Um die Kosten der Sanitärinstallation tragen zu können, griff Krohn eine Idee auf, die seit einiger Zeit Furore macht: Crowdfunding. Dabei finanzieren kunstsinnige Bürger etwa eine Theateraufführung, einen Dokumentarfilm oder eine CD-Aufnahme vor und freuen sich, wenn sie zustande kommt. Für die Literatur bedeutet das Verfahren Neuland. Auf der Plattform wemakeit.com lancierte Krohn 2014 sein Projekt, einen Roman aus vielen Geschichten über „menschliche Regungen“. Jedes Kapitel wäre einer solchen zugeordnet, von „Aalglätte“ über „Mitgefühl“ und „Sinnlichkeit“ bis „Zynismus“.
Rund 1000 solche Regungen – begrifflich ist die Sache nicht ganz scharf gefasst, wenn „Glück“ oder „Gnade“ auch dazu zählen – hatte Krohn gesammelt und bot nun 111 zum Kauf an. Ja: Interessenten konnten gegen 250 Franken Einsatz einen Begriff aussuchen, dazu drei Wörter eigener Wahl eingeben, und bekamen dafür von Krohn eine entsprechende Geschichte. Für
500 Franken gab’s das Ganze „express“, für 750 zusätzlich eine Übernachtung in Krohns Haus und für 5000 Franken einen einwöchigen Schreibworkshop plus Privatlesung vor Freunden.
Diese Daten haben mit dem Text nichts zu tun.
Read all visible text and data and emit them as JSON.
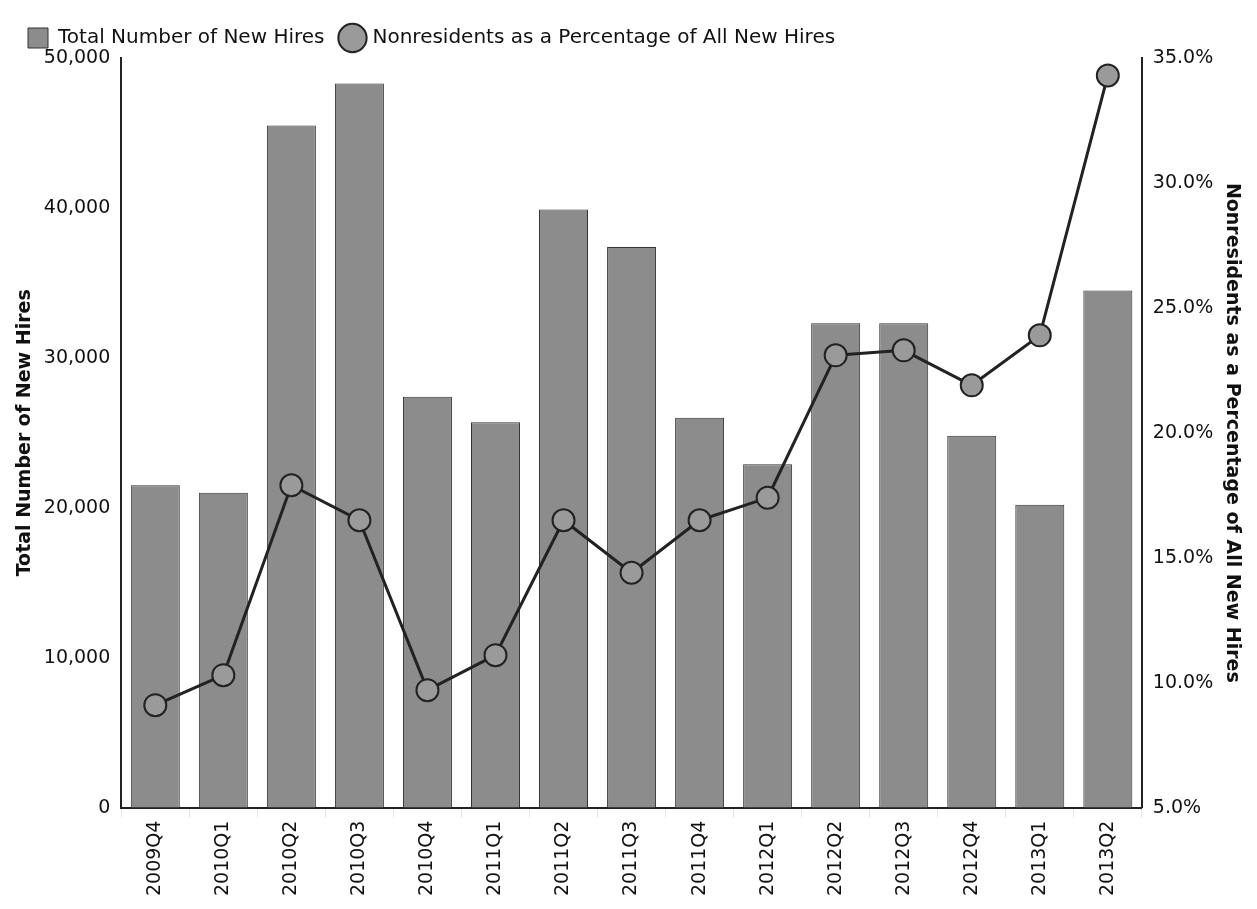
{
  "chart_data": {
    "type": "bar",
    "ylabel": "Total Number of New Hires",
    "y2label": "Nonresidents as a Percentage of All New Hires",
    "categories": [
      "2009Q4",
      "2010Q1",
      "2010Q2",
      "2010Q3",
      "2010Q4",
      "2011Q1",
      "2011Q2",
      "2011Q3",
      "2011Q4",
      "2012Q1",
      "2012Q2",
      "2012Q3",
      "2012Q4",
      "2013Q1",
      "2013Q2"
    ],
    "series": [
      {
        "name": "Total Number of New Hires",
        "color": "#8c8c8c",
        "values": [
          21500,
          21000,
          45500,
          48300,
          27400,
          25700,
          39900,
          37400,
          26000,
          22900,
          32300,
          32300,
          24800,
          20200,
          34500
        ]
      },
      {
        "name": "Nonresidents as a Percentage of All New Hires",
        "type": "line",
        "axis": "y2",
        "color": "#222222",
        "marker": "circle",
        "values": [
          9.1,
          10.3,
          17.9,
          16.5,
          9.7,
          11.1,
          16.5,
          14.4,
          16.5,
          17.4,
          23.1,
          23.3,
          21.9,
          23.9,
          34.3
        ]
      }
    ],
    "ylim": [
      0,
      50000
    ],
    "yticks": [
      {
        "value": 0,
        "label": "0"
      },
      {
        "value": 10000,
        "label": "10,000"
      },
      {
        "value": 20000,
        "label": "20,000"
      },
      {
        "value": 30000,
        "label": "30,000"
      },
      {
        "value": 40000,
        "label": "40,000"
      },
      {
        "value": 50000,
        "label": "50,000"
      }
    ],
    "y2lim": [
      5,
      35
    ],
    "y2ticks": [
      {
        "value": 5,
        "label": "5.0%"
      },
      {
        "value": 10,
        "label": "10.0%"
      },
      {
        "value": 15,
        "label": "15.0%"
      },
      {
        "value": 20,
        "label": "20.0%"
      },
      {
        "value": 25,
        "label": "25.0%"
      },
      {
        "value": 30,
        "label": "30.0%"
      },
      {
        "value": 35,
        "label": "35.0%"
      }
    ],
    "grid": false,
    "legend": "top left"
  }
}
40 000 Franken sollte die Aktion einwerben; nach nur einem Monat war die Sammelbüchse bereits übervoll, und auch bei einer zweiten Auflage meldeten sich genügend zahlungswillige und auf ihre „persönliche Geschichte“ erpichte Leser. Krohn konnte das Bad einbauen lassen und musste nun die Gegenleistung dieser neuen Form von Auftragskunst erbringen, also nicht nur die Leser literarisch bezahlen, sondern aus den in beliebiger Reihenfolge eintrudelnden Begriffen ein Ganzes formen, einen Roman. Der Roman wurde schnell so umfangreich, dass der Verlag ihn als Dreiteiler herausbringt, Band eins ist gerade erschienen, die nächsten beiden folgen. Damit nicht genug, der Handel „Geld gegen Geschichten“ geht weiter, Krohn plant 15 Bände, „zweifellos mein Hauptwerk“, kündigt er keck an.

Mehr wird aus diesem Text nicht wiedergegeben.